Composition of Fuel Categories

Net generation statistics are grouped according to regions (see Electricity Monthly Update Explained Section) by generator type and fuel type. Generator type categories include:

Fossil Steam:  Steam turbines powered by the combustion of fossil fuels
Combined Cycle:  Combined cycle generation powered by natural gas, petroluem, landfill gas, or other miscellaneous energy sources
Other Fossil:  Simple cycle gas turbines, internal combusion turbines, and other fossil-powered technology
Nuclear Steam:  Steam turbines at operating nuclear power plants
Hydroelectric:  Conventional hydroelectric turbines
Wind:  Wind turbines
Other renewables: All other generation from renewable sources such as geothermal, solar, or biomass
Other:  Any other generation technology, including hydroelectric pumped storage

Generation statistics are also displayed by fuel type.
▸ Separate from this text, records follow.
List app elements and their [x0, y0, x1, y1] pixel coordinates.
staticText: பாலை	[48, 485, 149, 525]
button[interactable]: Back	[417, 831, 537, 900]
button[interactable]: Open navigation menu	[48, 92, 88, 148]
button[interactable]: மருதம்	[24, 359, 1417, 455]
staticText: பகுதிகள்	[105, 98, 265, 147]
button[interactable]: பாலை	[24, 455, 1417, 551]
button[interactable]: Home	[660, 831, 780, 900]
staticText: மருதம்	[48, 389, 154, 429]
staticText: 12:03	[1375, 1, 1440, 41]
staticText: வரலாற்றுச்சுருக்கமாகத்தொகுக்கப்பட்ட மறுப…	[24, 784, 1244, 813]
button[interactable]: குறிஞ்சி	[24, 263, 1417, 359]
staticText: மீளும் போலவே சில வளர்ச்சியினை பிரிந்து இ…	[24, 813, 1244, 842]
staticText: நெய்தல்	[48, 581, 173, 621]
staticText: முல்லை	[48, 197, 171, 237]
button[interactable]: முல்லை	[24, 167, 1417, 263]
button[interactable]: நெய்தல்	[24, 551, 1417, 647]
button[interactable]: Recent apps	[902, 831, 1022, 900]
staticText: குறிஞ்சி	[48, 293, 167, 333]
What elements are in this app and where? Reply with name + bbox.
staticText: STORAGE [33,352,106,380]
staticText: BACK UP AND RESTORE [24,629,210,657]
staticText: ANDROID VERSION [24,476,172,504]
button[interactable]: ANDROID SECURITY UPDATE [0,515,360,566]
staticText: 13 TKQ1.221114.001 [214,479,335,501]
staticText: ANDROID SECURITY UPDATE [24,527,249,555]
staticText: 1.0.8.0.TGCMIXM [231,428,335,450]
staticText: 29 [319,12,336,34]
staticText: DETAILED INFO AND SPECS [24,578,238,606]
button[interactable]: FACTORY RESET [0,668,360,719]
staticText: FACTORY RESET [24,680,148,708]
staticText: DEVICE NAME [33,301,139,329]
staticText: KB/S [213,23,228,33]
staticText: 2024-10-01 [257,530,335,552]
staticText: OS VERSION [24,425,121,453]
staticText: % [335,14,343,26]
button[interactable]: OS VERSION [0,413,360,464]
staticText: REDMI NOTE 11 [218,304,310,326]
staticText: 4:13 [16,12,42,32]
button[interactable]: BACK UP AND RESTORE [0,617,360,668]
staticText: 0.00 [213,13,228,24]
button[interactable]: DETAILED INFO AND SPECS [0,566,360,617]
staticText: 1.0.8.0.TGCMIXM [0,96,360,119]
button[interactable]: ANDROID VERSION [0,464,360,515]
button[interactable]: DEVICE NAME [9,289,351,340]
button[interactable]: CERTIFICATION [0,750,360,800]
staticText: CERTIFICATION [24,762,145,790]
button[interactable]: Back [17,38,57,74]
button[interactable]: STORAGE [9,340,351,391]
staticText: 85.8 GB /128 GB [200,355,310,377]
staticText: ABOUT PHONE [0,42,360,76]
These include:

Coal:  all generation associated with the consumption of coal
Natural Gas:  all generation associated with the consumption of natural gas
Nuclear:  all generation associated with nuclear power plants
Hydroelectric:  all generation associated with conventional hydroelectric turbines
Other Renewable: all generation associated with wind, solar, biomass, and geothermal energy sources
Other Fossil: all generation associated with petroleum products and fossil-dervied fuels
Other:  all other energy sources including waste heat, hydroelectric pumped storage, other reported sources

Relative Fossil Fuel Prices

Relative fossil fuel prices are daily averages of fossil fuel prices by month, displayed in dollars per million British thermal units as well as adjusted for operating efficiency at electric power plants to convert to dollars per megawatthour. Average national heat rates for typical operating units for 2010 were used to convert relative fossil fuel prices.

Average Days of Burn

Average Days of Burn is defined as the average number of days remaining until coal stocks reach zero if no further deliveries of coal are made. These data have been calculated using only the population of coal plants present in the monthly Form EIA-923. This includes 1) coal plants that have generators with a primary fuel of bituminous coal (including anthracite) or subbituminous, and 2) are in the Electric Power Sector (as defined in the above "Sector definitions"). Excluded are plants with a primary fuel of lignite or waste coal, mine mouth plants, and out-of-service plants. Coal storage terminals and the related plants that they serve are aggregated into one entity for the calculation of Average Days of Burn, as are plants that share stockpiles.

Average Days of Burn is computed as follows: End of month stocks for the current (data) month, divided by the average burn per day. Average Burn per Day is the average of the three previous years' consumption as reported on the Form EIA-923.

These data are displayed by coal rank and by zone. Each zone has been formed by combining the following Census Divisions:

  • Northeast — New England, Middle Atlantic
  • South — South Atlantic, East South Central
  • Midwest — West North Central, East North Central
  • West — Mountain, West South Central, Pacific Contiguous

Coal Stocks vs. Days of Burn Stocks

The coal stocks data presented at the top of the Fossil Fuel Stocks section (“Coal Stocks”) will differ from the coal stocks presented in the Days of Burn section (“DOB Stocks”) at the bottom of the Fossil Fuel Stocks section. This occurs because Coal Stocks include the entire population of coal plants that report on both the annual and monthly Form EIA-923. The DOB Stocks only include coal plants that report on the monthly Form EIA-923 and have a primary fuel of bituminous (including anthracite) or subbituminous as reported on the Form EIA-860.